10.) Music – It’s hard to feel depressed while listening to upbeat music. Have your own private dance party, or listen to some motivational music to get through your workout. Believe it or not this is an approved method of therapy. Upbeat or motivational music can help to reduce anxiety and depression while improving mood, self esteem, and overall quality of life.


11.) Take a trip – This might be my favorite option! Nothing like a trip to someplace sunny to recharge and change your perspective.

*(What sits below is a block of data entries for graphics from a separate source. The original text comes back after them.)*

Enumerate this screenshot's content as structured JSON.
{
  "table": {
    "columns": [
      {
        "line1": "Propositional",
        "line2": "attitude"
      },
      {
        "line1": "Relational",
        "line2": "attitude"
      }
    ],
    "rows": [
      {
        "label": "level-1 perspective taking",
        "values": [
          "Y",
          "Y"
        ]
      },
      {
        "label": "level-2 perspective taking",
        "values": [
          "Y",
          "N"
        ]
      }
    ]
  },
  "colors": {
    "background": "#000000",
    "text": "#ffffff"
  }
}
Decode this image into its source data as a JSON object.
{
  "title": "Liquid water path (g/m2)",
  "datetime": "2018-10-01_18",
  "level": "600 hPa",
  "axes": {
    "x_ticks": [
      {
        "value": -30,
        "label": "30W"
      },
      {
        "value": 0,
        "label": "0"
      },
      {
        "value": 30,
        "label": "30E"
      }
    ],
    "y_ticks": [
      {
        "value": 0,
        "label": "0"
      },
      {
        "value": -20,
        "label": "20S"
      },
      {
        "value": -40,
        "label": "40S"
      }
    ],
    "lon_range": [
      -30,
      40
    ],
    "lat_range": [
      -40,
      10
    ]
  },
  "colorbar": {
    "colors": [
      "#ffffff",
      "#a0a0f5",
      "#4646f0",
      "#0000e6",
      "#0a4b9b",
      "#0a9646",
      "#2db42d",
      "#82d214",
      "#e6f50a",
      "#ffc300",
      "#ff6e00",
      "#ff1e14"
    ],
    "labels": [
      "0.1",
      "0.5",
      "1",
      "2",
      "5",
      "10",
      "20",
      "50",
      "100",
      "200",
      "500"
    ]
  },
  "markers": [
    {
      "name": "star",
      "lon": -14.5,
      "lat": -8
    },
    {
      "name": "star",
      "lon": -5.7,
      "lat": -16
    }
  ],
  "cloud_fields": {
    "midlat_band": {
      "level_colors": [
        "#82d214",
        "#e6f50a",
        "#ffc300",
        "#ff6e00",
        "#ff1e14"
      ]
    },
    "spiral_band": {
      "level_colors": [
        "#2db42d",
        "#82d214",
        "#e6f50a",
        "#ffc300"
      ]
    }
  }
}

It doesn’t even have to be far from home just grab a friend or a partner and go! Changing your scenery will help. Someplace with a hot tub might be nice :)


12.) Talk to someone you trust – It’s important that you have at least one person that you can go to when you are feeling down. Someone that can help to motivate you to get moving. They can be a million miles away, but sometime all you need is someone else telling you to “get your ass up!” If you don’t have a person to do that, send me a message, I’ll be yours.

13.) Seek help – If none of these tips help and you find that SAD is preventing you from having a “normal” life it may be time to talk to your doctor or a counselor. I know there is stigma surrounding this issue, but you need to do you. Do whatever it takes to get back on track and enjoy life again. If doesn’t matter how you get there.


14.) YOU ARE NOT ALONE – This may be something that not many people are talking about but that doesn’t mean it’s any less important. This is something that I struggle with every year. When I wrote the original post I was astonished by the number of people who reached out and told me that they are in the same boat.


15.) Suicide is never an option – You never know when the answers you are looking for will appear on your doorstep. No situation is hopeless. The National Suicide Prevention Lifeline 1-800-273-8255 is available 24 hours everyday.

If you know someone who struggles with SAD, regardless of how you feel, remember it is very real to them. Do your best to be supportive and help motivate them or motivate each other to get up, one foot in front of the other. Like all things in life, getting better all starts with just one step.


If you have your own tips or tricks, leave them in the comments! I would love to hear about them!

If you leave your insta handle, I’ll re-post some of the good ones on my story.


Life isn’t about waiting for the storm to pass, it’s about learning to dance in the rain.” - Vivian Greene


Keep busy and remember, spring is coming.